The new offerings include:
- IBM Tivoli Identity and Access Assurance- Helps monitor, manage, and mitigate identity and access risks through centralized identity, access, attestation and audit services. It also provides closed loop privileged user monitoring, control and remediation. This service is available with IBM ISS Managed Identity Services to help further lower assurance costs.
- IBM Tivoli Data and Application Security - Helps address privacy and compliance risks caused by lost backup tapes and disks through encryption of stored data. The service helps improve access controls and provides the ability to track policy compliance of users.

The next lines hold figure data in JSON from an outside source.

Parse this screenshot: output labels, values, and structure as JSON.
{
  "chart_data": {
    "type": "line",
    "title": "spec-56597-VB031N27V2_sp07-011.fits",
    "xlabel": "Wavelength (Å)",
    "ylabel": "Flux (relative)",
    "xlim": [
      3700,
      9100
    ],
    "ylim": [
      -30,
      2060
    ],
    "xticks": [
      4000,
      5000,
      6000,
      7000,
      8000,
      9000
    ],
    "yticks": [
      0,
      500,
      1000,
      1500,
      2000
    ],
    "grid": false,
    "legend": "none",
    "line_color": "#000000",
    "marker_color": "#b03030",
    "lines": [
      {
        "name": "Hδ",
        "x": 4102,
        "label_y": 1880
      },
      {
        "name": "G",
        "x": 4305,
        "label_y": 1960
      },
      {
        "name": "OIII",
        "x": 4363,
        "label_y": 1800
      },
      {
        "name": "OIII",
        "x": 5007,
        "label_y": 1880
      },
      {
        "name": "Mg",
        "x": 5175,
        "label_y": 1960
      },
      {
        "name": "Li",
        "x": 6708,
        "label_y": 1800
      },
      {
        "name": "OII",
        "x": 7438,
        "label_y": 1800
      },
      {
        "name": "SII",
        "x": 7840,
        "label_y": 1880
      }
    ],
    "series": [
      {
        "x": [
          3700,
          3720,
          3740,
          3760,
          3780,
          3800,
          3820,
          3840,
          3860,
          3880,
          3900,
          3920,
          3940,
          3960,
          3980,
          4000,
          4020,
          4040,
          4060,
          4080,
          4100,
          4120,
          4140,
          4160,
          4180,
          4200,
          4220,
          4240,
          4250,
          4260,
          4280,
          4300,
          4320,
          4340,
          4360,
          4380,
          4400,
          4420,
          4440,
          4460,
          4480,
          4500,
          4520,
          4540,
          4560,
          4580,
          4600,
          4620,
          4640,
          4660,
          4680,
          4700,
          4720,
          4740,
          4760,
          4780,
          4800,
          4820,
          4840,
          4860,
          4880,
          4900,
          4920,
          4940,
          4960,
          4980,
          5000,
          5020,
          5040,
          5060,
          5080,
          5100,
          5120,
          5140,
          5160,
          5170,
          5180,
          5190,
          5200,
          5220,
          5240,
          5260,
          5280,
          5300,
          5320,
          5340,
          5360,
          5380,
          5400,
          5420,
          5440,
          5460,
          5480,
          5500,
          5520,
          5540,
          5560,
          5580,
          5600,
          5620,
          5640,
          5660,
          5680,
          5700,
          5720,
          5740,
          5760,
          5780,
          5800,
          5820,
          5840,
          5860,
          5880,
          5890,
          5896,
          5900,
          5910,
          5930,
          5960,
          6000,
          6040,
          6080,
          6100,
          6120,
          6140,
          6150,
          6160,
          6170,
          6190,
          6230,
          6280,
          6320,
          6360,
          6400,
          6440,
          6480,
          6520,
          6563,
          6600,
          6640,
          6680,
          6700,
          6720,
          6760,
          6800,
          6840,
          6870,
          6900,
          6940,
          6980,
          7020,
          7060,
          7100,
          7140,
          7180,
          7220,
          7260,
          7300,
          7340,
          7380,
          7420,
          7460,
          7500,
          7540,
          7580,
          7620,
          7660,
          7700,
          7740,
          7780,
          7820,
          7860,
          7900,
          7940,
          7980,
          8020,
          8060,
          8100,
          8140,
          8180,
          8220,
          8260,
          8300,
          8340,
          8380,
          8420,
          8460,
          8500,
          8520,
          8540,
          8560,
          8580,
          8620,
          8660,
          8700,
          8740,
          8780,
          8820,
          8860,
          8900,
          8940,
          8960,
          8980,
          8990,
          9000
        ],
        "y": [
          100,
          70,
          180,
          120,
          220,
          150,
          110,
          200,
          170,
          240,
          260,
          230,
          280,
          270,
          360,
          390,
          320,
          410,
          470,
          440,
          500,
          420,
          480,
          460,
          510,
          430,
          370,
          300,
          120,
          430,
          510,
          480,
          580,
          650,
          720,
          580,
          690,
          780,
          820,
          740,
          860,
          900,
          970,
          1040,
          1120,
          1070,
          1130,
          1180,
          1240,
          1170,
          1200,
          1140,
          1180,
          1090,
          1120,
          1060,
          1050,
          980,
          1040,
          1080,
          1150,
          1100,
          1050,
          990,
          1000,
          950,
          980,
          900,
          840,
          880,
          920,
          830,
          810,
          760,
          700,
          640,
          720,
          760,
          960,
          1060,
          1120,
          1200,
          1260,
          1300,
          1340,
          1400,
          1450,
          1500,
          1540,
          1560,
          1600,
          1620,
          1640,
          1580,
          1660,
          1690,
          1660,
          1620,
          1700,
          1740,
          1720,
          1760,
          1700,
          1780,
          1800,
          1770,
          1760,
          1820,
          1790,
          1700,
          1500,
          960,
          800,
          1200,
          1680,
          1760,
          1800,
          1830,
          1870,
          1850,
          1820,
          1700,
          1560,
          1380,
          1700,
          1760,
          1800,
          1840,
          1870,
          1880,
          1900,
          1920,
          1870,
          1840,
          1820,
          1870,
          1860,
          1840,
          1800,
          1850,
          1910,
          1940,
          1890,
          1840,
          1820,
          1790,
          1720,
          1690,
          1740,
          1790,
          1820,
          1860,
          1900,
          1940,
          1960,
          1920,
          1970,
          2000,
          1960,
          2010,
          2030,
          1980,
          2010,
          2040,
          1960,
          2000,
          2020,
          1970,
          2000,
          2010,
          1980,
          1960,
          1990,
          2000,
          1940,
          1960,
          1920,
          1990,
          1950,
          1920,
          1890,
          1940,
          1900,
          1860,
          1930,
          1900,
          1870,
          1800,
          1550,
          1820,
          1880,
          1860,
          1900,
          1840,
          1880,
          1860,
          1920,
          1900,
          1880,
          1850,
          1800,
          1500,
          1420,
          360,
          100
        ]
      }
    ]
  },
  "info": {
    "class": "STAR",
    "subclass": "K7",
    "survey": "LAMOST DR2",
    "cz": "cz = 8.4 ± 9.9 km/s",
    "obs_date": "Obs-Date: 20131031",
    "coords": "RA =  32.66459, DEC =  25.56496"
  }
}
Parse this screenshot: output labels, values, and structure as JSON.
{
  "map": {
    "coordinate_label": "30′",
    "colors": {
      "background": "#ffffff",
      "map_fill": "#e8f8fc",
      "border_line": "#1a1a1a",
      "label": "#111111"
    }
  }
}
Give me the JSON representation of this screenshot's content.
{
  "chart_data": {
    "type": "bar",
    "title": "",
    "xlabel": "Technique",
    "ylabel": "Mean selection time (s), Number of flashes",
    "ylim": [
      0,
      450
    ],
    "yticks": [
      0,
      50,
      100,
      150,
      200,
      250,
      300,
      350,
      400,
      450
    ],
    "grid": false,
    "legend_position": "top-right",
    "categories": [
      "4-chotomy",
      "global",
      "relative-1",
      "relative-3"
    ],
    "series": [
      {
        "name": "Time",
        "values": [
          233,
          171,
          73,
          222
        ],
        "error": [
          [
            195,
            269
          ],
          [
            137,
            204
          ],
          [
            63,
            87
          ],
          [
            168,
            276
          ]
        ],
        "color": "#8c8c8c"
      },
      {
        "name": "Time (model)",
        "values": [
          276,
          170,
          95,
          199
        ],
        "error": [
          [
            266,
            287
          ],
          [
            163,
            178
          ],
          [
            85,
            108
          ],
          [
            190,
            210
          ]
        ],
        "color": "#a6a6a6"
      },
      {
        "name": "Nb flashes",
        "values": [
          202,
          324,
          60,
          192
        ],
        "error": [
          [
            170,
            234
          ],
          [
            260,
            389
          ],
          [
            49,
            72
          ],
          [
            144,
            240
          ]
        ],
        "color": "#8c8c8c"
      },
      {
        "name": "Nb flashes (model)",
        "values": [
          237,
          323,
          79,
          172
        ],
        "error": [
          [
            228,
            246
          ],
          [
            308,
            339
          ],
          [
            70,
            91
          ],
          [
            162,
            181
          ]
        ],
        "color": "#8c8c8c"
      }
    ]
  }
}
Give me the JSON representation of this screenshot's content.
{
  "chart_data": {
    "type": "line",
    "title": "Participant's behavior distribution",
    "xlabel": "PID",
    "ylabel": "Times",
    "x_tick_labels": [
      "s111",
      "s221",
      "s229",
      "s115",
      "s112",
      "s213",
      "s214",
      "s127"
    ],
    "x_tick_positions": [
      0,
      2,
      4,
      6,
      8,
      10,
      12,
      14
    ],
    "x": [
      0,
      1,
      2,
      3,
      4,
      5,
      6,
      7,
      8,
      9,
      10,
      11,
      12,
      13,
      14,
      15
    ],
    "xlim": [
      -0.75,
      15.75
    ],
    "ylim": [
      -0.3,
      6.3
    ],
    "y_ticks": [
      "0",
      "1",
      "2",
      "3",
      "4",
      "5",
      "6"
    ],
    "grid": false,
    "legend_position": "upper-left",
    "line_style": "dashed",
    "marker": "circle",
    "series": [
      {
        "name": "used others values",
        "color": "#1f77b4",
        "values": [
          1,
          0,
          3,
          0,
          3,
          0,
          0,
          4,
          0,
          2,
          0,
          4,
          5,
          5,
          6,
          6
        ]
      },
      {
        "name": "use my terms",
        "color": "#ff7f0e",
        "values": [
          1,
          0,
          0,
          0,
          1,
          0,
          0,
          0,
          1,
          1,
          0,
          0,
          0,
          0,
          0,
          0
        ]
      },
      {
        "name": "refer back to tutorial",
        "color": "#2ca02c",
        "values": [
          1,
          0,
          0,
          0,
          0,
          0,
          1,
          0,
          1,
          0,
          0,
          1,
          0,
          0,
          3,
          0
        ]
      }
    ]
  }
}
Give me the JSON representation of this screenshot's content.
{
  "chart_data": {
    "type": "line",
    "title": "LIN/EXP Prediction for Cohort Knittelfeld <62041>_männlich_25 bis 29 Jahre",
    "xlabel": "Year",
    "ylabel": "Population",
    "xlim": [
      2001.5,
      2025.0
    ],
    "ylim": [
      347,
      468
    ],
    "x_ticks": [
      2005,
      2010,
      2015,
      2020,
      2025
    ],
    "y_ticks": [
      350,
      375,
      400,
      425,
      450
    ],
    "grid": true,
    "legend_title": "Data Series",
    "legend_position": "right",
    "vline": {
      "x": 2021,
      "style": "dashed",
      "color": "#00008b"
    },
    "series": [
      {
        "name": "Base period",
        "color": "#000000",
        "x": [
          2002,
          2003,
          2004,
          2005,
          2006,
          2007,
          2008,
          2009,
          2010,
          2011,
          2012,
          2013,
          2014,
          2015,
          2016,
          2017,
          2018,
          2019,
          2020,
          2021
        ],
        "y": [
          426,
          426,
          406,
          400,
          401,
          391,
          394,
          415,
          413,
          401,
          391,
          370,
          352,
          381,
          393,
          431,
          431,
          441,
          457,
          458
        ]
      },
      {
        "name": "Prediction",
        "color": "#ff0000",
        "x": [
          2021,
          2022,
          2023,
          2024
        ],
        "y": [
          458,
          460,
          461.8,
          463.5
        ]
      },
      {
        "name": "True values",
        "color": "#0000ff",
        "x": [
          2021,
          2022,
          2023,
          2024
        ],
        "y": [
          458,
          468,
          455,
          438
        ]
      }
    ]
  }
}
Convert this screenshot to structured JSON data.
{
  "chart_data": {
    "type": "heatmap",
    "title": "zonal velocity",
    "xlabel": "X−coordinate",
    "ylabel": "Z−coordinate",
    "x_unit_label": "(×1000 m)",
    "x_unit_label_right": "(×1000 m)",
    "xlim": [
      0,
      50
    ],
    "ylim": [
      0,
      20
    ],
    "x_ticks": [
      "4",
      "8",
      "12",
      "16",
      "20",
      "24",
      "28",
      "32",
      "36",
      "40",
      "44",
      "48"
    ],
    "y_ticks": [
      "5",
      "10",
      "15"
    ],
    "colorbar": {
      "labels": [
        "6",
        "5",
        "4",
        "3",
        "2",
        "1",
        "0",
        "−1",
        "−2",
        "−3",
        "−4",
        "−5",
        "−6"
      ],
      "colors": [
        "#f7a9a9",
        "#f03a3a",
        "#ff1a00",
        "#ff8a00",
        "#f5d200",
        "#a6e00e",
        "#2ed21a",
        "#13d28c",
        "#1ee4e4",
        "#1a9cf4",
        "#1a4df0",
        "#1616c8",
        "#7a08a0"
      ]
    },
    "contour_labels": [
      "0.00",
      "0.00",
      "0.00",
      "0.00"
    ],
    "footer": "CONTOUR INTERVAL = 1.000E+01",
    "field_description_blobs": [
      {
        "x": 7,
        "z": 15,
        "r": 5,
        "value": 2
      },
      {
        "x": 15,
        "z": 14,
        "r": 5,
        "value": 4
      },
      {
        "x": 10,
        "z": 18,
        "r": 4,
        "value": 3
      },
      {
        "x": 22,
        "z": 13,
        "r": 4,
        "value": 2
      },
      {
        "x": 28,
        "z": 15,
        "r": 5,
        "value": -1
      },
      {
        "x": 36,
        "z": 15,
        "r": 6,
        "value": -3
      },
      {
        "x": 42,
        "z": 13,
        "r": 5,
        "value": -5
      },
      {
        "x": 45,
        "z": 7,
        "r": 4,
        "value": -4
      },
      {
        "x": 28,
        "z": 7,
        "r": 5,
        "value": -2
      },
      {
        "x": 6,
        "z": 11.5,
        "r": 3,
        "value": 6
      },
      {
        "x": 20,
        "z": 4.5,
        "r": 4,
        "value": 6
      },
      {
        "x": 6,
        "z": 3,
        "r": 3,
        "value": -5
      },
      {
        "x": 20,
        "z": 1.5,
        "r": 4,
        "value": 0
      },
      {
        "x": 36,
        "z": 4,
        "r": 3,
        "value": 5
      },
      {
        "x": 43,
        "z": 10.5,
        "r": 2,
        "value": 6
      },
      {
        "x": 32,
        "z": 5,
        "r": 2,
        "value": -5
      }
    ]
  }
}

- IBM Tivoli Security Management for z/OS - Helps improve Resource Access Control Facility (RACF) operational management and compliance posture. The new service enhances centralized management facilities for the mainframe enabling the monitoring of events and incidents while reducing security vulnerabilities.
IBM Tivoli Access Manager for Enterprise Single Sign On is also announcing the support of six business partners for second factor 'strong' authentication. IBM now has 250 application profiles available to clients to facilitate integration into their environments. Charismathics, Digital Persona, Ensure Technologies, Fujitsu, RFIDeas, and UPEK will help clients integrate the management of logical and physical security.